Cuando a finales de enero un comunicado gubernamental informó que los precios de los combustibles en Colombia volverían a ser reajustados, no faltaron las protestas en las redes sociales. Pocos días después, varios artículos de prensa recordaron que el valor de referencia del galón de gasolina –9.042 pesos para quien vive en Bogotá– es ahora el más alto de la historia, pues supera en dos pesos el récord establecido en abril del 2012. Con respecto al acpm, todavía no estamos en el punto más elevado, pues los 8.324 pesos por galón, que son la norma durante este mes, distan de los 8.473 pesos de marzo del 2013.
Si las cosas siguen así, es previsible que las quejas van a continuar. El motivo es que aún hay una brecha considerable frente a lo que las autoridades conocen como el precio de paridad. Un análisis reciente del Ministerio de Minas señala que en lo que atañe a la gasolina corriente la brecha es de 724 pesos por galón, mientras que para la de diésel asciende a 1.273 pesos. Si se aplican los criterios que se vienen utilizando desde hace años y a pesar de que los reajustes tienen un techo porcentual al mes, todo apunta a que llenar el tanque de cualquier vehículo será más costoso.
La explicación central de los incrementos está en los mercados internacionales. Como se sabe, las cotizaciones del petróleo vienen al alza, llegando a superar los 70 dólares por barril, en el caso de la variedad Brent. Frente a los niveles de mediados del año pasado, la mejora es del 45 por ciento, aunque en lo que atañe a los refinados, las subidas son un poco menores: 27 por ciento para la gasolina y 43 por ciento para el acpm.
Como esa escalada no se ha replicado de forma equivalente en Colombia, hemos caído varios puestos en la clasificación de los países con los combustibles más caros en la región. Más allá de la aberración de Venezuela, en donde vale más el agua embotellada, o Ecuador, que existe un subsidio importante, estamos a considerable distancia de Brasil, Argentina o Chile, e incluso debajo de Perú y México, para no hablar de Europa, en donde lo usual es pagar más de seis dólares por galón.

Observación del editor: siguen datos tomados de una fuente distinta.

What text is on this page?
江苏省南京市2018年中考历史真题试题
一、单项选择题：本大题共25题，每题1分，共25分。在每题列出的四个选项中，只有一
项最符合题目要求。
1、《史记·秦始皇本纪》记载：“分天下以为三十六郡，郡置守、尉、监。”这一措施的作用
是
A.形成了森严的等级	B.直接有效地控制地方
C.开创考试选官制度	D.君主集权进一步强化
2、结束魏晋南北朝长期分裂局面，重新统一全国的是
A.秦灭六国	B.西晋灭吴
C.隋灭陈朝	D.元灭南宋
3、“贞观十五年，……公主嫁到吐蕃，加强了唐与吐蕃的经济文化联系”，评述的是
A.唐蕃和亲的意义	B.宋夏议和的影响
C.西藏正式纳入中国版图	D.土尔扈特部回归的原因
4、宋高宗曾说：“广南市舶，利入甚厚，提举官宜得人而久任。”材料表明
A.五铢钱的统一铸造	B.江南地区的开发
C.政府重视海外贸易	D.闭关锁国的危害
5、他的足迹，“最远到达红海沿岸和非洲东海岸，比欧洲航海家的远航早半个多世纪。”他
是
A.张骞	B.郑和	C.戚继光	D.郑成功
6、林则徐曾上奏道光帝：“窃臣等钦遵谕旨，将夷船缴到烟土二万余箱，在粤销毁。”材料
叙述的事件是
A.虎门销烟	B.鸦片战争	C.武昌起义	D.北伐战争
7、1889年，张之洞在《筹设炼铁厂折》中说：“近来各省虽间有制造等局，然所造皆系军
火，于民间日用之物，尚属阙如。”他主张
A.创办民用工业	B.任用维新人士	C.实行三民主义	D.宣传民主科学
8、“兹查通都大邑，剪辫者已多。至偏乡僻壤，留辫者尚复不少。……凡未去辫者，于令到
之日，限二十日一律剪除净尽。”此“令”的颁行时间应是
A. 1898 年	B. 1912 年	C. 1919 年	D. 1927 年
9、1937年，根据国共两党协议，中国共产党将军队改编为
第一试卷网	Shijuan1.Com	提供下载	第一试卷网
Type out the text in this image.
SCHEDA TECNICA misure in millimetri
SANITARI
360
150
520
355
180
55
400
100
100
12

En respuesta, más de uno trae a colación el caso de Estados Unidos, que es más económico. La diferencia –recuerdan los conocedores– es que aquí la cascada impositiva es mayor, pues equivale a casi el 30 por ciento en lo que corresponde a la gasolina, cuando se incluye la sobretasa que nutre las arcas de los municipios. De hecho, el peso del valor del líquido frente a lo que marca el surtidor, es inferior al 50 por ciento, pues a la cuenta hay que incluirle, además, márgenes, así como costos de transporte y de biocombustibles, que se mezclan con el hidrocarburo refinado.
Quizás el único consuelo es que debido a que existe un régimen de libertad vigilada, la competencia entre estaciones de servicio hace que usualmente el usuario pague un poco menos en la práctica. Eso para no hablar de la gasolina que llega de contrabando desde el otro lado de la frontera y cuyo flujo a veces disminuye, pero nunca se detiene.
No obstante, más allá de tales circunstancias, el mensaje de fondo es que los combustibles deberían seguir subiendo. En plena campaña electoral, es probable que más de un candidato caiga en la tentación del populismo y prometa que durante su administración se encargará de bajar los precios.
Y aunque eso puede caer bien en sectores de la opinión, hacer ese tipo de afirmaciones sería irresponsable. Suficiente dolor de cabeza es lidiar con el déficit creciente del Fondo de Estabilización que maneja el Ministerio de Hacienda y que sigue acumulando saldos en rojo, para crear un problema todavía más grande que, en medio de la conocida estrechez de las finanzas públicas, no se necesita. Eso sería, valga la figura, como echarle gasolina al fuego.